In Re R BL (Supervision Order), the girl’s parents first met in an English nightclub in late 2012. The father was a Muslim from Pakistan and the mother was a Hindu from India. They married in a Muslim ceremony in early 2013 and the mother fell pregnant shortly afterwards.
Due to the couple’s religious and national backgrounds, “their respective parents thoroughly disapproved of their relationship and of [the child]’s birth”. The father’s parents “disowned” him and the mother’s parents demanded that the child, identified only as ‘R’ in the judgment, be taken into foster care.
Not long after R’s birth, the mother returned to India to “complete a modelling portfolio”, which left the girl in her father’s care. The judge said she had “effectively abandoned” R and the father in England.
Shortly thereafter, R was taken to hospital after she had suffered head injuries. The father claimed these injuries occurred when he blacked out while holding R and landed on top of her. While medical experts agreed that some of R’s injuries were consistent with this explanation, others were not.
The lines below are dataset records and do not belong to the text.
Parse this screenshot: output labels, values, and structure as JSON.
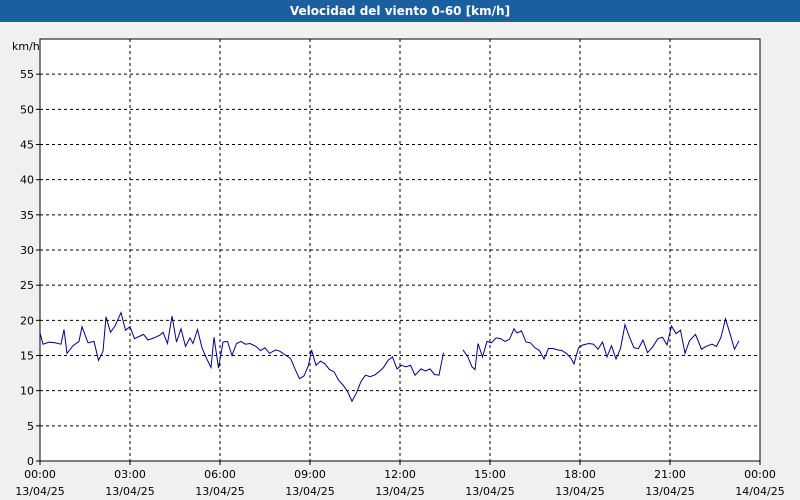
{
  "window": {
    "title": "Velocidad del viento 0-60 [km/h]"
  },
  "colors": {
    "title_bar": "#1a5fa0",
    "plot_bg": "#ffffff",
    "page_bg": "#f0f0f0",
    "series": "#00008b",
    "grid": "#000000"
  },
  "chart_data": {
    "type": "line",
    "title": "Velocidad del viento 0-60 [km/h]",
    "ylabel": "km/h",
    "ylim": [
      0,
      60
    ],
    "yticks": [
      0,
      5,
      10,
      15,
      20,
      25,
      30,
      35,
      40,
      45,
      50,
      55
    ],
    "xlim": [
      0,
      24
    ],
    "xticks": [
      {
        "time": "00:00",
        "date": "13/04/25"
      },
      {
        "time": "03:00",
        "date": "13/04/25"
      },
      {
        "time": "06:00",
        "date": "13/04/25"
      },
      {
        "time": "09:00",
        "date": "13/04/25"
      },
      {
        "time": "12:00",
        "date": "13/04/25"
      },
      {
        "time": "15:00",
        "date": "13/04/25"
      },
      {
        "time": "18:00",
        "date": "13/04/25"
      },
      {
        "time": "21:00",
        "date": "13/04/25"
      },
      {
        "time": "00:00",
        "date": "14/04/25"
      }
    ],
    "grid": true,
    "series": [
      {
        "segments": [
          [
            [
              0.0,
              18.2
            ],
            [
              0.1,
              16.6
            ],
            [
              0.3,
              16.9
            ],
            [
              0.5,
              16.8
            ],
            [
              0.7,
              16.6
            ],
            [
              0.8,
              18.7
            ],
            [
              0.9,
              15.3
            ],
            [
              1.1,
              16.4
            ],
            [
              1.3,
              17.0
            ],
            [
              1.4,
              19.1
            ],
            [
              1.6,
              16.8
            ],
            [
              1.8,
              17.0
            ],
            [
              1.95,
              14.3
            ],
            [
              2.1,
              15.6
            ],
            [
              2.2,
              20.5
            ],
            [
              2.35,
              18.3
            ],
            [
              2.5,
              19.2
            ],
            [
              2.7,
              21.1
            ],
            [
              2.85,
              18.6
            ],
            [
              3.0,
              19.1
            ],
            [
              3.15,
              17.4
            ],
            [
              3.3,
              17.7
            ],
            [
              3.45,
              18.0
            ],
            [
              3.6,
              17.2
            ],
            [
              3.8,
              17.5
            ],
            [
              4.0,
              17.9
            ],
            [
              4.1,
              18.3
            ],
            [
              4.25,
              16.7
            ],
            [
              4.4,
              20.6
            ],
            [
              4.55,
              16.9
            ],
            [
              4.7,
              18.8
            ],
            [
              4.85,
              16.3
            ],
            [
              5.0,
              17.5
            ],
            [
              5.1,
              16.7
            ],
            [
              5.25,
              18.7
            ],
            [
              5.4,
              16.1
            ],
            [
              5.55,
              14.6
            ],
            [
              5.7,
              13.3
            ],
            [
              5.8,
              17.6
            ],
            [
              5.95,
              13.2
            ],
            [
              6.1,
              16.9
            ],
            [
              6.25,
              17.0
            ],
            [
              6.4,
              15.0
            ],
            [
              6.55,
              16.7
            ],
            [
              6.7,
              17.0
            ],
            [
              6.85,
              16.6
            ],
            [
              7.0,
              16.7
            ],
            [
              7.2,
              16.3
            ],
            [
              7.35,
              15.7
            ],
            [
              7.5,
              16.1
            ],
            [
              7.65,
              15.3
            ],
            [
              7.85,
              15.8
            ],
            [
              8.0,
              15.6
            ],
            [
              8.2,
              15.0
            ],
            [
              8.35,
              14.6
            ],
            [
              8.5,
              13.1
            ],
            [
              8.65,
              11.7
            ],
            [
              8.8,
              12.1
            ],
            [
              8.95,
              13.6
            ],
            [
              9.05,
              15.8
            ],
            [
              9.2,
              13.6
            ],
            [
              9.35,
              14.2
            ],
            [
              9.5,
              13.8
            ],
            [
              9.65,
              13.0
            ],
            [
              9.8,
              12.7
            ],
            [
              9.95,
              11.5
            ],
            [
              10.1,
              10.8
            ],
            [
              10.25,
              9.9
            ],
            [
              10.4,
              8.5
            ],
            [
              10.55,
              9.7
            ],
            [
              10.7,
              11.3
            ],
            [
              10.85,
              12.2
            ],
            [
              11.0,
              12.0
            ],
            [
              11.15,
              12.2
            ],
            [
              11.3,
              12.7
            ],
            [
              11.45,
              13.3
            ],
            [
              11.6,
              14.3
            ],
            [
              11.75,
              14.8
            ],
            [
              11.9,
              13.1
            ],
            [
              12.05,
              13.6
            ],
            [
              12.2,
              13.4
            ],
            [
              12.35,
              13.6
            ],
            [
              12.5,
              12.2
            ],
            [
              12.7,
              13.1
            ],
            [
              12.85,
              12.8
            ],
            [
              13.0,
              13.1
            ],
            [
              13.15,
              12.3
            ],
            [
              13.3,
              12.2
            ],
            [
              13.45,
              15.4
            ]
          ],
          [
            [
              14.1,
              15.8
            ],
            [
              14.25,
              14.9
            ],
            [
              14.4,
              13.4
            ],
            [
              14.5,
              13.0
            ],
            [
              14.6,
              16.7
            ],
            [
              14.75,
              14.8
            ],
            [
              14.9,
              17.0
            ],
            [
              15.05,
              16.8
            ],
            [
              15.2,
              17.5
            ],
            [
              15.35,
              17.4
            ],
            [
              15.5,
              17.0
            ],
            [
              15.65,
              17.3
            ],
            [
              15.8,
              18.8
            ],
            [
              15.9,
              18.2
            ],
            [
              16.05,
              18.5
            ],
            [
              16.2,
              16.9
            ],
            [
              16.35,
              16.8
            ],
            [
              16.5,
              16.1
            ],
            [
              16.65,
              15.7
            ],
            [
              16.8,
              14.5
            ],
            [
              16.95,
              16.0
            ],
            [
              17.1,
              16.0
            ],
            [
              17.25,
              15.8
            ],
            [
              17.4,
              15.7
            ],
            [
              17.55,
              15.3
            ],
            [
              17.7,
              14.6
            ],
            [
              17.8,
              13.8
            ],
            [
              17.95,
              16.1
            ],
            [
              18.1,
              16.5
            ],
            [
              18.3,
              16.7
            ],
            [
              18.45,
              16.6
            ],
            [
              18.6,
              15.9
            ],
            [
              18.75,
              16.9
            ],
            [
              18.9,
              14.8
            ],
            [
              19.05,
              16.4
            ],
            [
              19.2,
              14.5
            ],
            [
              19.35,
              16.0
            ],
            [
              19.5,
              19.4
            ],
            [
              19.65,
              17.6
            ],
            [
              19.8,
              16.1
            ],
            [
              19.95,
              16.0
            ],
            [
              20.1,
              17.2
            ],
            [
              20.25,
              15.4
            ],
            [
              20.4,
              16.1
            ],
            [
              20.6,
              17.4
            ],
            [
              20.75,
              17.6
            ],
            [
              20.9,
              16.5
            ],
            [
              21.05,
              19.2
            ],
            [
              21.2,
              18.1
            ],
            [
              21.35,
              18.6
            ],
            [
              21.5,
              15.3
            ],
            [
              21.65,
              17.1
            ],
            [
              21.85,
              18.0
            ],
            [
              22.05,
              15.9
            ],
            [
              22.2,
              16.3
            ],
            [
              22.4,
              16.6
            ],
            [
              22.55,
              16.3
            ],
            [
              22.7,
              17.6
            ],
            [
              22.85,
              20.2
            ],
            [
              23.0,
              18.1
            ],
            [
              23.15,
              15.9
            ],
            [
              23.3,
              17.1
            ]
          ]
        ]
      }
    ]
  }
}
The local authority then took R into care and placed her in the care of an older couple who were good friends with the father.
Sitting at the Family Court in East London, Ms Recorder Lazarus said that although “R was harmed at the hands of her father, the risk of future harm is probably low”. Despite that assessment, she said that there were “significant concerns about his insight and his empathy and his understanding of a very young child’s dependent needs”. Specifically, she noted that the father had expressed regret that he had taken R to the hospital at all and had previously asked “to film [R] sucking a lemon … and post it on You Tube for his and other’s amusement”.
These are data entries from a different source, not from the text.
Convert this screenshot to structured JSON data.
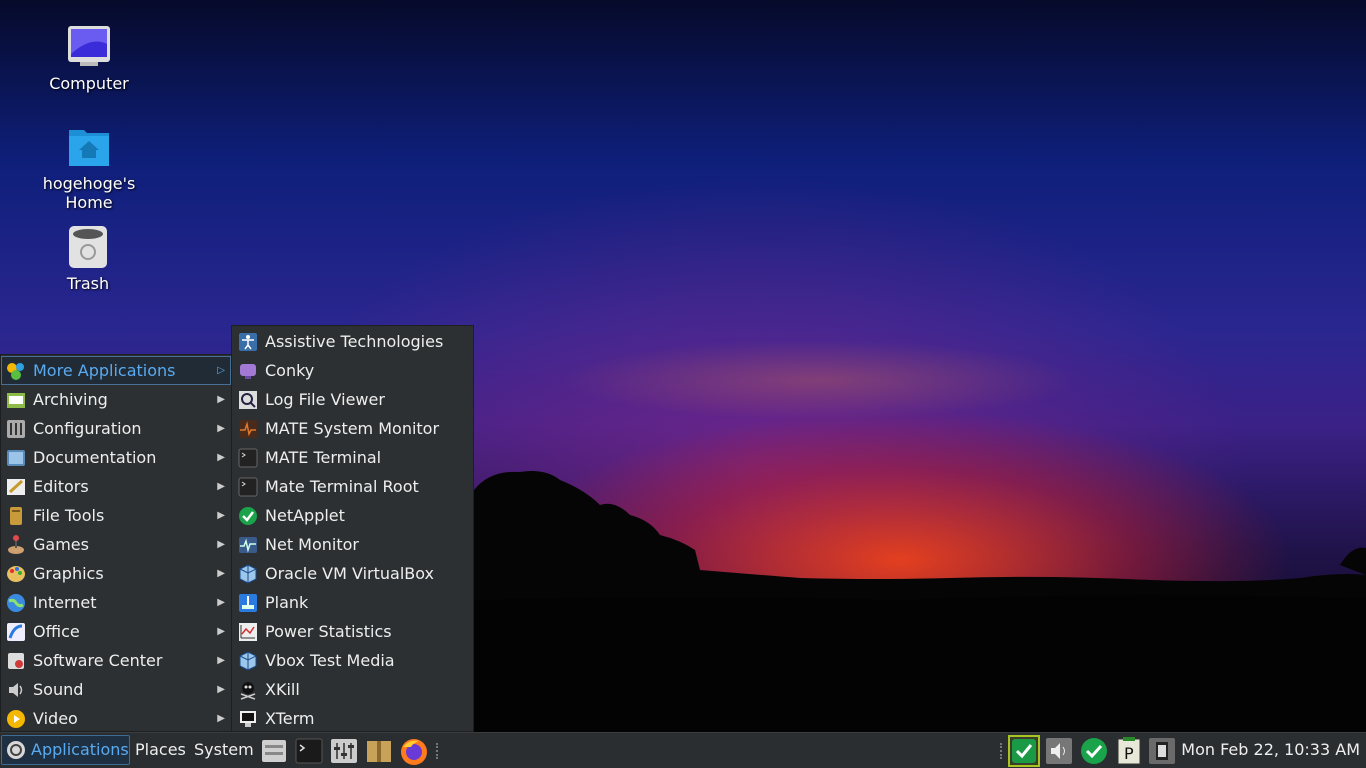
{
  "desktop": {
    "icons": [
      {
        "label": "Computer",
        "icon": "computer-icon"
      },
      {
        "label": "hogehoge's\nHome",
        "icon": "home-folder-icon"
      },
      {
        "label": "Trash",
        "icon": "trash-icon"
      }
    ]
  },
  "apps_menu": {
    "items": [
      {
        "label": "More Applications",
        "icon": "more-applications-icon"
      },
      {
        "label": "Archiving",
        "icon": "archiving-icon"
      },
      {
        "label": "Configuration",
        "icon": "configuration-icon"
      },
      {
        "label": "Documentation",
        "icon": "documentation-icon"
      },
      {
        "label": "Editors",
        "icon": "editors-icon"
      },
      {
        "label": "File Tools",
        "icon": "file-tools-icon"
      },
      {
        "label": "Games",
        "icon": "games-icon"
      },
      {
        "label": "Graphics",
        "icon": "graphics-icon"
      },
      {
        "label": "Internet",
        "icon": "internet-icon"
      },
      {
        "label": "Office",
        "icon": "office-icon"
      },
      {
        "label": "Software Center",
        "icon": "software-center-icon"
      },
      {
        "label": "Sound",
        "icon": "sound-icon"
      },
      {
        "label": "Video",
        "icon": "video-icon"
      }
    ]
  },
  "submenu": {
    "items": [
      {
        "label": "Assistive Technologies",
        "icon": "accessibility-icon"
      },
      {
        "label": "Conky",
        "icon": "conky-icon"
      },
      {
        "label": "Log File Viewer",
        "icon": "log-viewer-icon"
      },
      {
        "label": "MATE System Monitor",
        "icon": "system-monitor-icon"
      },
      {
        "label": "MATE Terminal",
        "icon": "terminal-icon"
      },
      {
        "label": "Mate Terminal Root",
        "icon": "terminal-root-icon"
      },
      {
        "label": "NetApplet",
        "icon": "netapplet-icon"
      },
      {
        "label": "Net Monitor",
        "icon": "net-monitor-icon"
      },
      {
        "label": "Oracle VM VirtualBox",
        "icon": "virtualbox-icon"
      },
      {
        "label": "Plank",
        "icon": "plank-icon"
      },
      {
        "label": "Power Statistics",
        "icon": "power-statistics-icon"
      },
      {
        "label": "Vbox Test Media",
        "icon": "vbox-test-media-icon"
      },
      {
        "label": "XKill",
        "icon": "xkill-icon"
      },
      {
        "label": "XTerm",
        "icon": "xterm-icon"
      }
    ]
  },
  "taskbar": {
    "applications": "Applications",
    "places": "Places",
    "system": "System",
    "clock": "Mon Feb 22, 10:33 AM"
  }
}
As a result of those concerns, the judge approved the local authority’s plan to issue a special guardianship order in favour of the foster couple. Such orders are made so that children who cannot live with their parents can have a legally secure home. She said that this plan would give R a safe placement without severing her relationship with her father.
The foster carers were ideal for this task because they were “proved parents who have three grown and well educated and emotionally stable children”, the judge added. Not only that, they were “very committed to R and [her] ongoing relationship with her father”.